Big Story of the Month #1: Mayweather-Alvarez
Just weeks after dominating Robert Guerrero, Floyd Mayweather surprised many in the boxing world by selecting Saul "Canelo" Alvarez for his next opponent in September. Agreeing to fight at a catchweight of 152, Mayweather seemingly takes on one of the biggest challenges of his career. Although I'm not thrilled with the catchweight, this fight is great for the sport and an excellent opportunity to move boxing beyond its hardcore fanbase. The hope is for this event to approach the boxing pay-per-view record set in 2007 by de la Hoya-Mayweather. That will be a tall task (but not impossible) and it will require Alvarez to really deliver the American Latino audience. The fight should feature a great buildup and may have the makings for a truly memorable night.
Big Story of the Month #2: The Other Dominoes Start to Fall
With Mayweather-Alvarez scheduled for Mexican Independence Day Weekend in Las Vegas, Juan Manuel Marquez-Tim Bradley shifts to October. This is an outstanding matchup, featuring an aging boxer-puncher against a youthful boxer coming off of a bruising battle. Both fighters will take their shots and will also think their way through the bout. To my eyes, the winner of this fight will be decided by who can better impose his style. If it's a boxing match, Bradley will win. If they slug it out, Marquez has the advantage.
In November, Manny Pacquiao will make his long-awaited 2013 debut, taking on Brandon Rios in Macau. Rios is an interesting choice in that he lost his previous fight to Mike Alvarado, but he has an aggressive mentality that should provide excellent action.

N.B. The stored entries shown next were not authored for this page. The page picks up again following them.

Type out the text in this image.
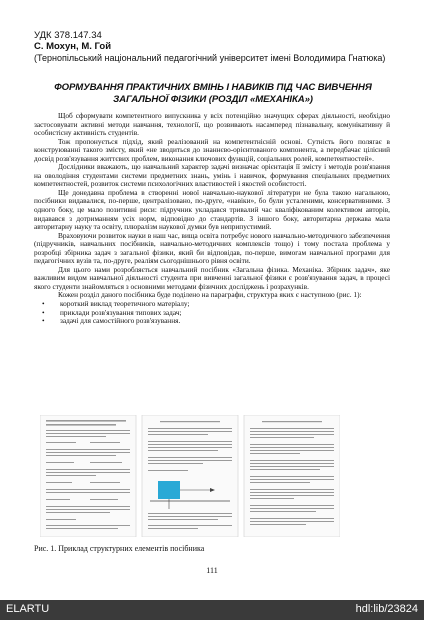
УДК 378.147.34
С. Мохун, М. Гой
(Тернопільський національний педагогічний університет імені Володимира Гнатюка)
ФОРМУВАННЯ ПРАКТИЧНИХ ВМІНЬ І НАВИКІВ ПІД ЧАС ВИВЧЕННЯ ЗАГАЛЬНОЇ ФІЗИКИ (РОЗДІЛ «МЕХАНІКА»)

Щоб сформувати компетентного випускника у всіх потенційно значущих сферах діяльності, необхідно застосовувати активні методи навчання, технології, що розвивають насамперед пізнавальну, комунікативну й особистісну активність студентів.

Тож пропонується підхід, який реалізований на компетентнісній основі. Сутність його полягає в конструюванні такого змісту, який «не зводиться до знаннєво-орієнтованого компонента, а передбачає цілісний досвід розв'язування життєвих проблем, виконання ключових функцій, соціальних ролей, компетентностей».

Дослідники вважають, що навчальний характер задачі визначає орієнтація її змісту і методів розв'язання на оволодіння студентами системи предметних знань, умінь і навичок, формування спеціальних предметних компетентностей, розвиток системи психологічних властивостей і якостей особистості.

Ще донедавна проблема в створенні нової навчально-наукової літератури не була такою нагальною, посібники видавалися, по-перше, централізовано, по-друге, «навіки», бо були усталеними, консервативними. З одного боку, це мало позитивні риси: підручник укладався тривалий час кваліфікованим колективом авторів, видавався з дотриманням усіх норм, відповідно до стандартів. З іншого боку, авторитарна держава мала авторитарну науку та освіту, плюралізм наукової думки був неприпустимий.

Враховуючи розвиток науки в наш час, вища освіта потребує нового навчально-методичного забезпечення (підручників, навчальних посібників, навчально-методичних комплексів тощо) і тому постала проблема у розробці збірника задач з загальної фізики, який би відповідав, по-перше, вимогам навчальної програми для педагогічних вузів та, по-друге, реаліям сьогоднішнього рівня освіти.

Для цього нами розробляється навчальний посібник «Загальна фізика. Механіка. Збірник задач», яке важливим видом навчальної діяльності студента при вивченні загальної фізики є розв'язування задач, в процесі якого студенти знайомляться з основними методами фізичних досліджень і розрахунків.

Кожен розділ даного посібника буде поділено на параграфи, структура яких є наступною (рис. 1):

• короткий виклад теоретичного матеріалу;
• приклади розв'язування типових задач;
• задачі для самостійного розв'язування.
Рис. 1. Приклад структурних елементів посібника
111
ELARTU	hdl:lib/23824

Expect a fan-friendly match and for at least one of the fighters to hit the canvas.
TO THE FIGHTS
A Damn Good Month:
Devon Alexander: Alexander fought aggressively against overmatched, late-replacement Lee Purdy. Hurting his left hand in the first round, Alexander proceeded to paste Purdy with right hooks and right uppercuts. It was the type of offensive outburst that boxing fans had been waiting to see from Alexander. He'll be out for a few months after hand surgery but look for him to come back before the end of the year, possibly against Amir Khan.

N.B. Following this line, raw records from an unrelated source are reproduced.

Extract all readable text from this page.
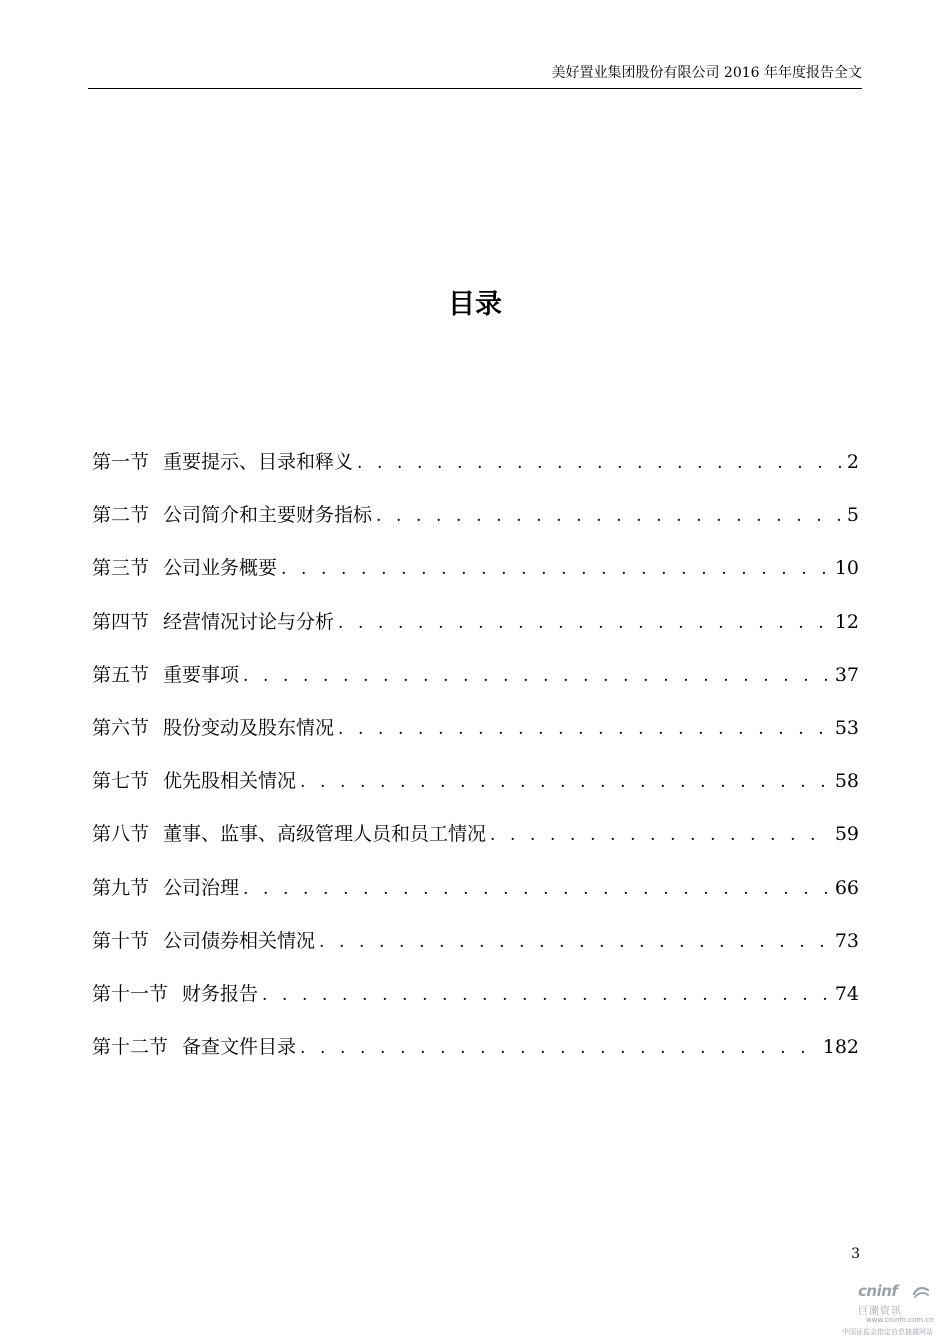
美好置业集团股份有限公司 2016 年年度报告全文
目录
第一节 重要提示、目录和释义 . . .	2
第二节 公司简介和主要财务指标 . . .	5
第三节 公司业务概要 . . .	10
第四节 经营情况讨论与分析 . . .	12
第五节 重要事项 . . .	37
第六节 股份变动及股东情况 . . .	53
第七节 优先股相关情况 . . .	58
第八节 董事、监事、高级管理人员和员工情况 . . .	59
第九节 公司治理 . . .	66
第十节 公司债券相关情况 . . .	73
第十一节 财务报告 . . .	74
第十二节 备查文件目录 . . .	182
3
cninf
巨潮资讯
www.cninfo.com.cn
中国证监会指定信息披露网站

Carl Froch: Froch didn't waste his opportunity to settle the score against rival Mikkel Kessler. Fighting in London in a rematch of the excellent 2010 fight, Froch bested Kessler by activity and working behind his jab. As usual, he showed his excellent set of whiskers. He won a unanimous but competitive decision. Froch has all sorts of options for his next fight including a rematch with Andre Ward, a third fight with Kessler or, perhaps the most compelling opportunity, a clash against Bernard Hopkins. Stay tuned.
Guillermo Jones: The oft-inactive Jones decided to grace boxing fans with his presence in May (his first fight in 18 months) and waged a savage contest with Denis Lebedev, in his opponent's home country of Russia. Jones opened up a cut over Lebedev's right eye in the first round and like a seasoned veteran, he targeted it mercilessly – even switching southpaw for a few rounds to get better angles to further damage the eye. Although it was a competitive fight, he really worked over Lebedev as the fight progressed. He scored a knockdown with an uppercut in the 11th round and the fight was waved off shortly thereafter.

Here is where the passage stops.